Qu’elle soit décrite comme une « violence qui s’exerce à l'intérieur de la maison » (violensia iha uma laran) ou comme un « problème entre l’assiette et la cuiller » (problema bikan ho kanuru), il est difficile de convaincre l’opinion publique que cette forme de violence est un crime.

À retenir

  • On estime que 30 à 50 % des femmes du Timor-Leste subissent de mauvais traitements de la part de leurs conjoints.
  • Le programme vise à soutenir les institutions judiciaires du Timor et améliorer l'accès à la justice pour les personnes défavorisées.
  • Pour 2015, le budget du projet est de 1.1 millions de dollars.

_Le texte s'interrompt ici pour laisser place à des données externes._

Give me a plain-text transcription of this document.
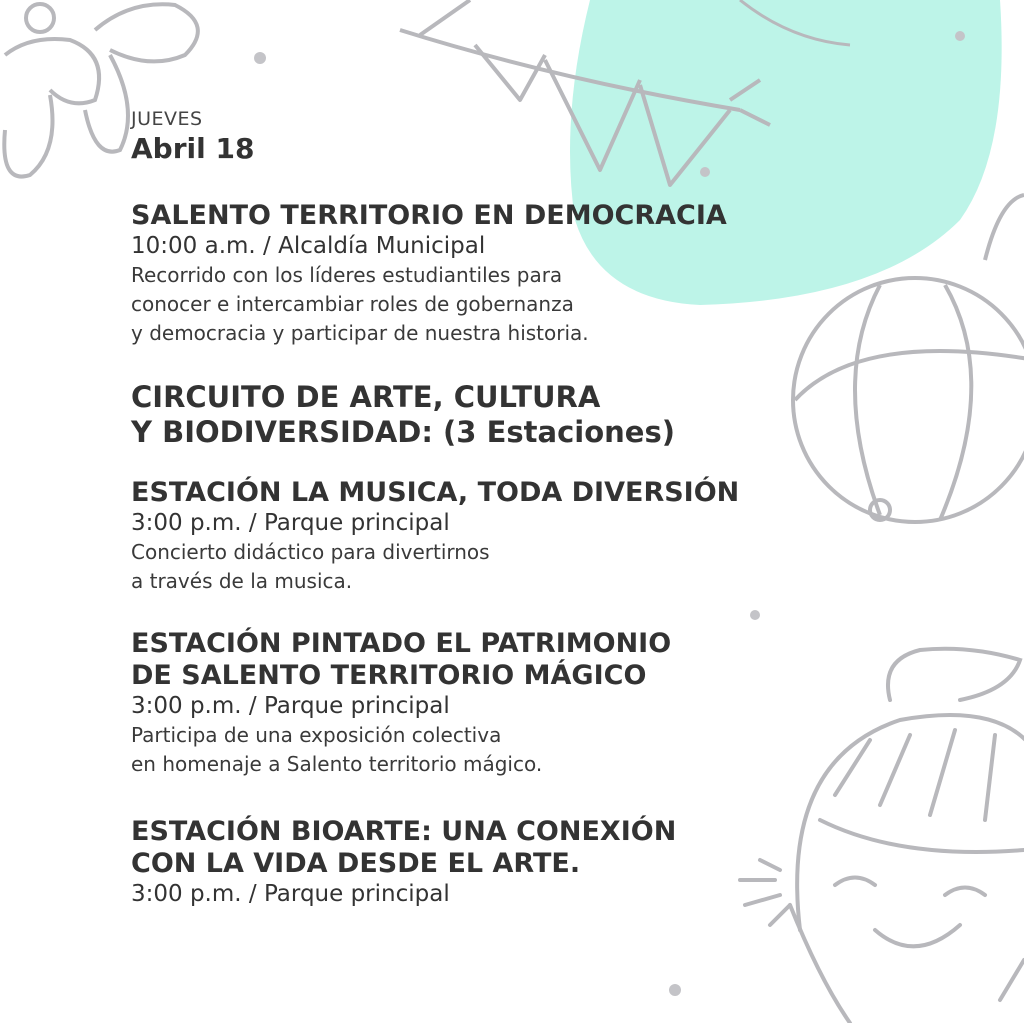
JUEVES
Abril 18
SALENTO TERRITORIO EN DEMOCRACIA
10:00 a.m. / Alcaldía Municipal
Recorrido con los líderes estudiantiles para
conocer e intercambiar roles de gobernanza
y democracia y participar de nuestra historia.
CIRCUITO DE ARTE, CULTURA
Y BIODIVERSIDAD: (3 Estaciones)
ESTACIÓN LA MUSICA, TODA DIVERSIÓN
3:00 p.m. / Parque principal
Concierto didáctico para divertirnos
a través de la musica.
ESTACIÓN PINTADO EL PATRIMONIO
DE SALENTO TERRITORIO MÁGICO
3:00 p.m. / Parque principal
Participa de una exposición colectiva
en homenaje a Salento territorio mágico.
ESTACIÓN BIOARTE: UNA CONEXIÓN
CON LA VIDA DESDE EL ARTE.
3:00 p.m. / Parque principal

« Lorsque je frappe ma femme et que ses parents s’en plaignent, je leur rappelle que je leur ai déjà payé sa dot », explique un ancien. « Je frappe ma femme tout comme je frappe les animaux qui m’appartiennent », ajoute-t-il. 

Pour les femmes victimes de violence domestique, la décision de chercher ou non à obtenir justice et la manière de le faire sont fortement influencées par des préoccupations liées au réseau familial. Ces femmes sont souvent économiquement dépendantes de leur agresseur et n’ont aucune certitude sur l'issue d'une éventuelle plainte. Les pressions sociales, culturelles et économiques qui les incitent à se fier à la justice coutumière peuvent être irrésistibles.

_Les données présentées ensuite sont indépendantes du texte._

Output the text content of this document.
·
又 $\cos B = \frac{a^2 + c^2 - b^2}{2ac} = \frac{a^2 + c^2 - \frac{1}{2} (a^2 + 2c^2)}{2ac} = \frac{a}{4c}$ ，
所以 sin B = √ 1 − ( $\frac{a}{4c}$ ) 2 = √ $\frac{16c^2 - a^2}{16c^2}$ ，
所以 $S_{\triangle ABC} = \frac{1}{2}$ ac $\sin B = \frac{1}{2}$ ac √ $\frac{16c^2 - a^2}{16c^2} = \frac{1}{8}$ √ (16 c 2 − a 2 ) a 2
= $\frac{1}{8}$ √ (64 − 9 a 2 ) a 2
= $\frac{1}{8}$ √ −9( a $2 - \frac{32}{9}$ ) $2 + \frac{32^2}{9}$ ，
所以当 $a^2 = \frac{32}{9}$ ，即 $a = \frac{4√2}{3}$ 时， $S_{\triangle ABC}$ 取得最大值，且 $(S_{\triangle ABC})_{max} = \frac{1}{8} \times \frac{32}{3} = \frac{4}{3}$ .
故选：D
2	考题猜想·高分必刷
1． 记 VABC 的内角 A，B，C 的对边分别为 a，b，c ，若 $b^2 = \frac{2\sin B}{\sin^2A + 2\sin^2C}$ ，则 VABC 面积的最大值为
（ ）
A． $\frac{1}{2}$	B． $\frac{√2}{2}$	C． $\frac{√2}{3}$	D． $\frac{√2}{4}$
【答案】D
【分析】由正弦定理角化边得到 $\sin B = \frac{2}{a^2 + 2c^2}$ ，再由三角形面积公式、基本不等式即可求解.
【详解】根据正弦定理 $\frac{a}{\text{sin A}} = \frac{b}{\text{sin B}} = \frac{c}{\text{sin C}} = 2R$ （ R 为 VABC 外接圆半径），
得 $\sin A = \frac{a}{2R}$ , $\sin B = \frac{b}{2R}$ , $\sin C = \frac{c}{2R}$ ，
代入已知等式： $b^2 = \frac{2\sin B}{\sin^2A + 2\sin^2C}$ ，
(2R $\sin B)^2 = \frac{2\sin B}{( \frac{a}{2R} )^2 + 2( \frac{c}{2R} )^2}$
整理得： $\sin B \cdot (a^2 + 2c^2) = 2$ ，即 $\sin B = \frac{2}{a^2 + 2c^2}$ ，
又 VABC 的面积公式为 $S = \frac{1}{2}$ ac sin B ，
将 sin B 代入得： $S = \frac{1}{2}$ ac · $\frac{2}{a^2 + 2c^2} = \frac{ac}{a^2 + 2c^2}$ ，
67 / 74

« Les femmes optent pour la voie traditionnelle par peur des conséquences d’une procédure engagée devant la justice formelle », explique l'une des rares femmes du pays élue Chefe de Suco’s (chef de village).  

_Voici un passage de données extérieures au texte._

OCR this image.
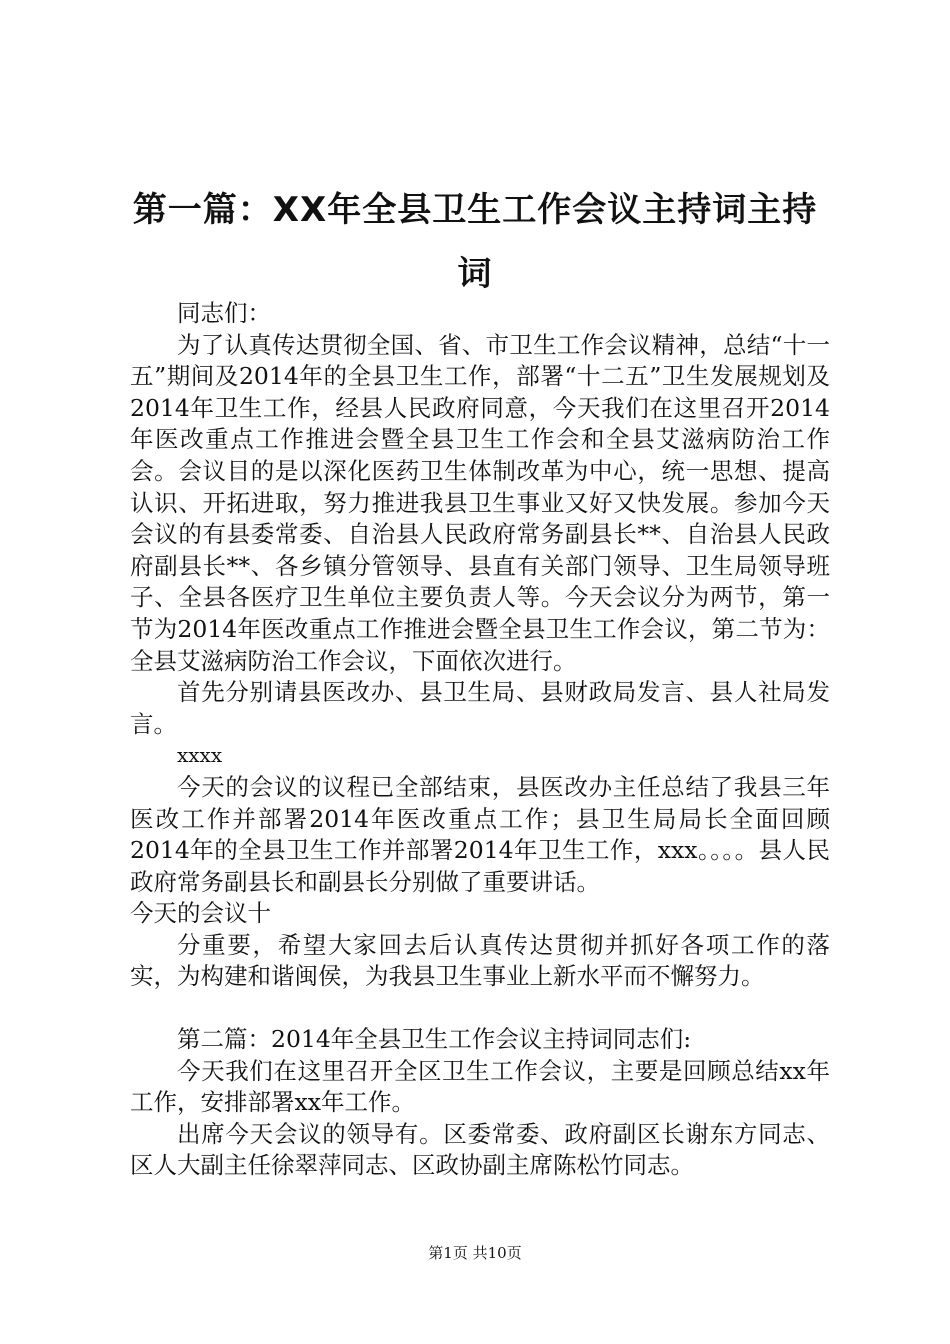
第一篇：XX年全县卫生工作会议主持词主持词

同志们：

为了认真传达贯彻全国、省、市卫生工作会议精神，总结“十一五”期间及2014年的全县卫生工作，部署“十二五”卫生发展规划及2014年卫生工作，经县人民政府同意，今天我们在这里召开2014年医改重点工作推进会暨全县卫生工作会和全县艾滋病防治工作会。会议目的是以深化医药卫生体制改革为中心，统一思想、提高认识、开拓进取，努力推进我县卫生事业又好又快发展。参加今天会议的有县委常委、自治县人民政府常务副县长**、自治县人民政府副县长**、各乡镇分管领导、县直有关部门领导、卫生局领导班子、全县各医疗卫生单位主要负责人等。今天会议分为两节，第一节为2014年医改重点工作推进会暨全县卫生工作会议，第二节为：全县艾滋病防治工作会议，下面依次进行。

首先分别请县医改办、县卫生局、县财政局发言、县人社局发言。

xxxx

今天的会议的议程已全部结束，县医改办主任总结了我县三年医改工作并部署2014年医改重点工作；县卫生局局长全面回顾2014年的全县卫生工作并部署2014年卫生工作，xxx。。。。县人民政府常务副县长和副县长分别做了重要讲话。

今天的会议十

分重要，希望大家回去后认真传达贯彻并抓好各项工作的落实，为构建和谐闽侯，为我县卫生事业上新水平而不懈努力。

第二篇：2014年全县卫生工作会议主持词同志们:

今天我们在这里召开全区卫生工作会议，主要是回顾总结xx年工作，安排部署xx年工作。

出席今天会议的领导有。区委常委、政府副区长谢东方同志、区人大副主任徐翠萍同志、区政协副主席陈松竹同志。

第1页 共10页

Pour ces femmes, obtenir justice passe par le renforcement des mécanismes de soutien prévus par la loi et une législation permettant de clarifier le rôle des systèmes de justice coutumière. Ce sont les recommandations principales tirées d'une étude menée par le Programme de renforcement du système de justice (JSP) mis en œuvre par le PNUD au Timor-Leste.

L'étude examine le contexte juridique et social ainsi que les défis auxquels les femmes sont confrontées lorsqu’elles sont amenées à décider si elles doivent ou non porter plainte, et choisir le lieu et la manière pour le faire. Les recommandations visent à appuyer l’application de la loi actuellement en vigueur et à tirer parti des points forts que peuvent présenter les systèmes de justice coutumière du pays afin d’améliorer l'accès à la justice pour les victimes de violence domestique.

« Cette étude met en lumière une question clé qui se rapporte à la nécessité d'établir un lien juridique entre la justice formelle de l'État et les systèmes de justice traditionnelle au Timor -Leste », indique Dionisio Babo-Soares, ministre de la Justice. « Pour cette raison, le ministère de la Justice travaille actuellement de concert avec le PNUD pour élaborer une loi susceptible d’appuyer le rôle primordial et la responsabilité principale du système de justice de l'État tout en reconnaissant officiellement le caractère juridiquement contraignant des accords conclus au titre des divers systèmes traditionnels locaux prévalant à travers le Timor -Leste », précise-t-il.

Dans le cadre de cette démarche, lancée  en 2011, des chercheurs ont interrogé l’ensemble des parties prenantes à ce processus : leaders communautaires, chefs traditionnels, responsables religieux, organisations de femmes, ONG locales, membres de la communauté et représentants de toutes les institutions de justice formelle dans les quatre districts judiciaires du pays. Les personnes interrogées étaient issues de 10 districts différents. Des ONG timoraises ont fourni un soutien logistique en procédant à l'identification des personnes interrogées et en assurant l'accès aux communautés ainsi que les services de traduction.